Exhibition/Gallery Showing

Publication Date

Spring 12-29-2020

Publication Title

Dimensional Presence: Serdar Arat

Department

Art and Design

College/School

College of Humanities and Fine Arts

Abstract

This catalog was produced on the occasion of the exhibition "Dimensional Presence: Serdar Arat" presented in The Clara M. Eagle Gallery from November 15, 2018 to February 7, 2019.

Serdar Arat is an artist from Istanbul, Turkey who has been living and working in New York since 1980. He received his M.F.A. in Painting at the State University of New York in Albany in 1984. His first solo exhibition was held in New York in 1986. Since then, he has presented many national and international solo- exhibitions and has participated in numerous group exhibitions in various cities across the US and abroad.

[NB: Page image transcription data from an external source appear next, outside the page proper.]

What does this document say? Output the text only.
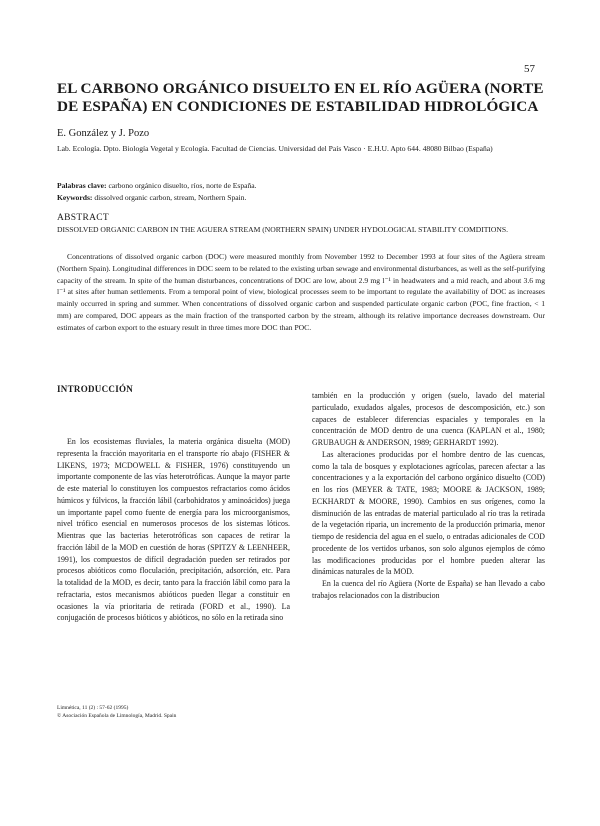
57
EL CARBONO ORGÁNICO DISUELTO EN EL RÍO AGÜERA (NORTE DE ESPAÑA) EN CONDICIONES DE ESTABILIDAD HIDROLÓGICA
E. González y J. Pozo
Lab. Ecología. Dpto. Biología Vegetal y Ecología. Facultad de Ciencias. Universidad del País Vasco · E.H.U. Apto 644. 48080 Bilbao (España)
Palabras clave: carbono orgánico disuelto, ríos, norte de España.
Keywords: dissolved organic carbon, stream, Northern Spain.
ABSTRACT
DISSOLVED ORGANIC CARBON IN THE AGUERA STREAM (NORTHERN SPAIN) UNDER HYDOLOGICAL STABILITY COMDITIONS.
Concentrations of dissolved organic carbon (DOC) were measured monthly from November 1992 to December 1993 at four sites of the Agüera stream (Northern Spain). Longitudinal differences in DOC seem to be related to the existing urban sewage and environmental disturbances, as well as the self-purifying capacity of the stream. In spite of the human disturbances, concentrations of DOC are low, about 2.9 mg l⁻¹ in headwaters and a mid reach, and about 3.6 mg l⁻¹ at sites after human settlements. From a temporal point of view, biological processes seem to be important to regulate the availability of DOC as increases mainly occurred in spring and summer. When concentrations of dissolved organic carbon and suspended particulate organic carbon (POC, fine fraction, < 1 mm) are compared, DOC appears as the main fraction of the transported carbon by the stream, although its relative importance decreases downstream. Our estimates of carbon export to the estuary result in three times more DOC than POC.
INTRODUCCIÓN

En los ecosistemas fluviales, la materia orgánica disuelta (MOD) representa la fracción mayoritaria en el transporte río abajo (FISHER & LIKENS, 1973; MCDOWELL & FISHER, 1976) constituyendo un importante componente de las vías heterotróficas. Aunque la mayor parte de este material lo constituyen los compuestos refractarios como ácidos húmicos y fúlvicos, la fracción lábil (carbohidratos y aminoácidos) juega un importante papel como fuente de energía para los microorganismos, nivel trófico esencial en numerosos procesos de los sistemas lóticos. Mientras que las bacterias heterotróficas son capaces de retirar la fracción lábil de la MOD en cuestión de horas (SPITZY & LEENHEER, 1991), los compuestos de difícil degradación pueden ser retirados por procesos abióticos como floculación, precipitación, adsorción, etc. Para la totalidad de la MOD, es decir, tanto para la fracción lábil como para la refractaria, estos mecanismos abióticos pueden llegar a constituir en ocasiones la vía prioritaria de retirada (FORD et al., 1990). La conjugación de procesos bióticos y abióticos, no sólo en la retirada sino

también en la producción y origen (suelo, lavado del material particulado, exudados algales, procesos de descomposición, etc.) son capaces de establecer diferencias espaciales y temporales en la concentración de MOD dentro de una cuenca (KAPLAN et al., 1980; GRUBAUGH & ANDERSON, 1989; GERHARDT 1992).

Las alteraciones producidas por el hombre dentro de las cuencas, como la tala de bosques y explotaciones agrícolas, parecen afectar a las concentraciones y a la exportación del carbono orgánico disuelto (COD) en los ríos (MEYER & TATE, 1983; MOORE & JACKSON, 1989; ECKHARDT & MOORE, 1990). Cambios en sus orígenes, como la disminución de las entradas de material particulado al río tras la retirada de la vegetación riparia, un incremento de la producción primaria, menor tiempo de residencia del agua en el suelo, o entradas adicionales de COD procedente de los vertidos urbanos, son solo algunos ejemplos de cómo las modificaciones producidas por el hombre pueden alterar las dinámicas naturales de la MOD.

En la cuenca del río Agüera (Norte de España) se han llevado a cabo trabajos relacionados con la distribucion

Limnética, 11 (2) : 57-62 (1995)
© Asociación Española de Limnología, Madrid. Spain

Arat’s passion for creating is present in his conversations and this sentiment surrounds the viewer as they investigate each work on view in the gallery. Serdar Arat conceives each piece of art separately and states that “individual pieces that pose similar challenges ultimately produce a series of works. I tend to work on several of these series simultaneously and sometimes over decades.” In his dynamic sculptural work, Fallen, a twenty- six-foot-long meandering sculptural installation on a raised platform, Arat has presented “a landscape strewn with over a hundred forms and fragments, in mixed media including cast bronze, copper, and ceramic. A life-time’s insistence on subdued and suggested three dimensionality in painting is thrown wide open in this piece with the explosion of sculptural forms coming straight out of the metaphorical imagery of my earlier paintings and works on paper. These are the same vents, sirens, tubes, wings, bones, and other fragments. Part organic and part mechanical, all fallen and abandoned, their prophecies and warnings ignored, innocence and idealism shattered, and grace and hope... barely recovered through the process of art.”

Comments

Serdar Arat mentions that, “drawing is the closest we ever get to the immediacy of a thought in Art.” He continues that, “before it is “realized, a thought is a flash of imagination. It is inspiring, exciting, and motivating precisely because it is incomplete-unrealized. Some drawings may reflect the process of development of an initial thought into an idea for a complex artwork. All good drawings though, carry the freshest traces of an inspiring thought and the original flash of imagination.” Many artists, as well as myself, can relate to Arat’s thoughts about drawing’s importance to their creative process.